Ben jij een bifasische slaper of een powernapper? Maak van je slapeloosheid een kans en ontdek welk slaappatroon je wel past, schrijft het AD.

Nog tot in de 19e eeuw sliepen West-Europeanen veelal in twee blokken, de bifasische slaap. Eerst een paar uur slapen, dan een aantal uren wat doen, en vervolgens weer slapen. In ontwikkelde, westerse landen hebben de gloeilamp en later onze moderne schermpjes een einde dat patroon gemaakt. Bij ons is het monofasisch slapen - zeg maar 'in één ruk' - de norm geworden. In warme landen zie je nog wel een vorm van bifasisch slapen: laat naar bed, vroeg op en een uitgebreide siësta. Dat lijkt zo gek nog niet. Ook in veel van de geroemde Blue Zones waar mensen zo oud worden, bestaat het siëstaslapen nog.

Zowel de historie als de moderne tijd kennen (beroemde) personen die claimden extreem kort te slapen. Het AD noemt als notoire kortslapers Donald Trump, Leonardo Da Vinci, Nicola Tesla en ook Angela Merkel ("Ik ben als een kameel, ik kan dingen opslaan voor later gebruik, ook slaap blijkbaar”).
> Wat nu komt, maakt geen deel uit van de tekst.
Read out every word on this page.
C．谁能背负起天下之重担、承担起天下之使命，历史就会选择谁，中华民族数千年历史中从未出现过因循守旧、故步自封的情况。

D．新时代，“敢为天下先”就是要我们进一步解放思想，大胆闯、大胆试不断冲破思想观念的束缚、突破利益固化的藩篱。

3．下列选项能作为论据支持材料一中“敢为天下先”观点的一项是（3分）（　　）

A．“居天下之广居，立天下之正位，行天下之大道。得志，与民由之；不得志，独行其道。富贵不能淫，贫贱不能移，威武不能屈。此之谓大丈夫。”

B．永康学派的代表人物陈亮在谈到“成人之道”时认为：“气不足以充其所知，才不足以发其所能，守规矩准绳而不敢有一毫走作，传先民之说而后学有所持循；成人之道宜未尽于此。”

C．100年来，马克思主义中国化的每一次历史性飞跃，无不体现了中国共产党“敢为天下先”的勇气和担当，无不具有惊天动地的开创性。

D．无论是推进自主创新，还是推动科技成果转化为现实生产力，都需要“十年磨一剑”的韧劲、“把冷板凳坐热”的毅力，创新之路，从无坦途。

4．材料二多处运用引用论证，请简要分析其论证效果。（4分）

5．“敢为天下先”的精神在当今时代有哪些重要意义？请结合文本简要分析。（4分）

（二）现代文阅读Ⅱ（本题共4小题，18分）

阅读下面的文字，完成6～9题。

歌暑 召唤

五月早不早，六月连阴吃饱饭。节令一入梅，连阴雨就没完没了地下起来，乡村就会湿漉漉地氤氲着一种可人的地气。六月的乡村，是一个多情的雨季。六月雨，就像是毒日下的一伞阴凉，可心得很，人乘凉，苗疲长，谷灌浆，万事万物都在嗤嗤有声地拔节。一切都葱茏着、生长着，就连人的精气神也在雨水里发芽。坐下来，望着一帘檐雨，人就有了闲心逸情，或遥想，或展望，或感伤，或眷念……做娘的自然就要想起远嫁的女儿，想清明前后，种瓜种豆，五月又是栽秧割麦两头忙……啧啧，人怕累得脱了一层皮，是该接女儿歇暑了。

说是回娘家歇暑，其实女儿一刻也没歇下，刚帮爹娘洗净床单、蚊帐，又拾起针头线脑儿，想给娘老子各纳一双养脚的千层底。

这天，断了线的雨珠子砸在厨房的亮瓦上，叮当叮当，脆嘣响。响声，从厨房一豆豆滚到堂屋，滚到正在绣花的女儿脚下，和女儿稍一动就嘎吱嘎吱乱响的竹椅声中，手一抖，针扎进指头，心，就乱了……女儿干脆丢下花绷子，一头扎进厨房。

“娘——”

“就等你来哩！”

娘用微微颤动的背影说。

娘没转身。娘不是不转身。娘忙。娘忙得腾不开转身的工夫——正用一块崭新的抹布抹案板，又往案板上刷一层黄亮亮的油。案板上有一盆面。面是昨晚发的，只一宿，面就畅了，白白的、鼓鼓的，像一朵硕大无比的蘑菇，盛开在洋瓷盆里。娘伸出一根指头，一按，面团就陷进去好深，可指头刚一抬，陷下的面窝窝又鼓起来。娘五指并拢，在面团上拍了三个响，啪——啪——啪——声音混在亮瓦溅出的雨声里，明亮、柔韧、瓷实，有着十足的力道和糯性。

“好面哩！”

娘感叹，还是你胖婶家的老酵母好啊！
Er blijken zelfs 'slaaphackers' te zijn. Die doen bijvoorbeeld aan 'dual core'-slapen: verdeeld over de dag 3,5 uur slapen, dan nog 1,5 uur en een powernap van 20 minuten. Of de Dimaxion-aanhangers (polyfasische slaap): om de 6 uur een half uur slapen. Uberman-fans houden het bij 6 tot 8 powernaps, de Spamayl ('Sleep Polyfhasically As Much As You Like') gaan tot tien dutjes.

En waarom zou je dat doen? Volgens de alternatieve slapers kunnen zij door minder te slapen hun tijd efficiënter gebruiken, hebben ze meer energie en een hogere productiviteit.

Experts raden de extreme slaapvormen af. Ze zouden tot "ontregeling van de stofwisseling, een op hol geslagen hormonaal systeem en vermoedelijk blijvende slaapstoornissen" leiden.